How to Prioritize Database Transactions

Embedded / real-time systems most often consist of just a few concurrent tasks. An embedded database system can leverage this awareness by utilizing a simple approach to concurrency. In eXtremeDB, this is the MURSIW transaction manager. MURSIW = MUltiple Reader, SIngle Writer.

This transaction manager allows multiple tasks to read the database at the same time. A task that wants to write to the database is granted exclusive access to the database for the duration of its transaction; other read-only and read-write tasks wait.

To implement this strategy, eXtremeDB creates a transaction queue. When a task wants to use the database, it calls a function to start a transaction and indicates the type of access requested: read-only or read-write. If no other transaction is running, the task is given access to the database immediately. If another task is executing a read-only transaction, and this task is also requesting a read-only transaction, this task is again given immediate access to the database. If this task is requesting a read-write transaction, it is placed in the queue to wait for the read-only transaction(s) that are already executing. Likewise, if another task is executing a read-write transaction, then every other transaction request is placed in the queue to wait for the read-write transaction to finish.

Assuming that a read-write transaction is currently executing, the transaction queue can be visualized as:

Upon completion of the currently executing transaction, eXtremeDB will allow transactions 1 – 4 to execute, then #5, #6, #7, #s 8 & 9, #10, #s 11 – 15, #16, and finally #s 17 – 25, in turn.
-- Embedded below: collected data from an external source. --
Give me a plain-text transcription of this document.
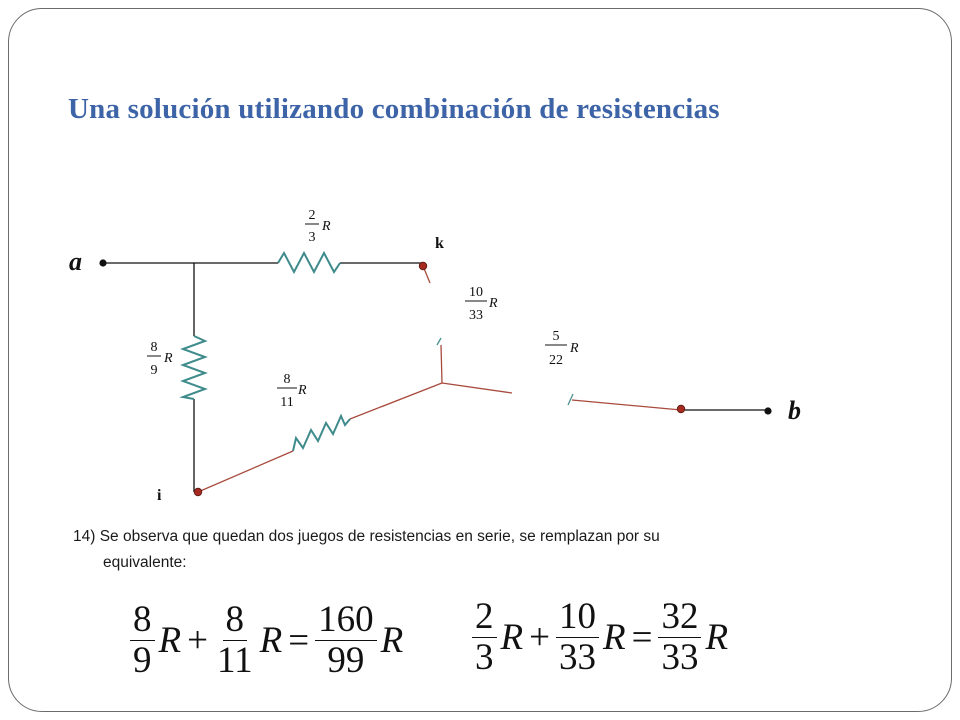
Una solución utilizando combinación de resistencias
a
b
k
i
2
3
R
8
9
R
8
11
R
10
33
R
5
22
R

14) Se observa que quedan dos juegos de resistencias en serie, se remplazan por su

equivalente:

$\frac{8}{9}$ $R + \frac{8}{11}$ $R = \frac{160}{99}$ R $\frac{2}{3}$ $R + \frac{10}{33}$ $R = \frac{32}{33}$ R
Normally, the queue is first-in-first-out (FIFO). However, eXtremeDB allows developers to assign a transaction priority to each transaction. This will put a new transaction ahead of transactions with a lower priority in the queue. There are five classifications to prioritize database transactions, from lowest priority to highest:

IDLE

BACKGROUND

FOREGROUND

HIGH

ISR

Now, the transaction queue can be visualized as:

The MURSIW transaction manager will schedule transactions with ISR priority first, followed by HIGH, and so on. If the ISR and HIGH queues are empty so that the transaction manager is scheduling transactions from the NORMAL queue and a new ISR or HIGH transaction is started, it will be the next transaction scheduled (i.e. jump to the front of the queue of all transactions).

N.B. A parameter that is set at the time a database is opened determines whether a currently executing transaction can be preempted by a newly-started higher priority transaction. The default is that that running transactions are never preempted.

Care must be taken to harmonize eXtremeDB transaction priorities with the task’s RTOS priorities so as not to create a priority inversion.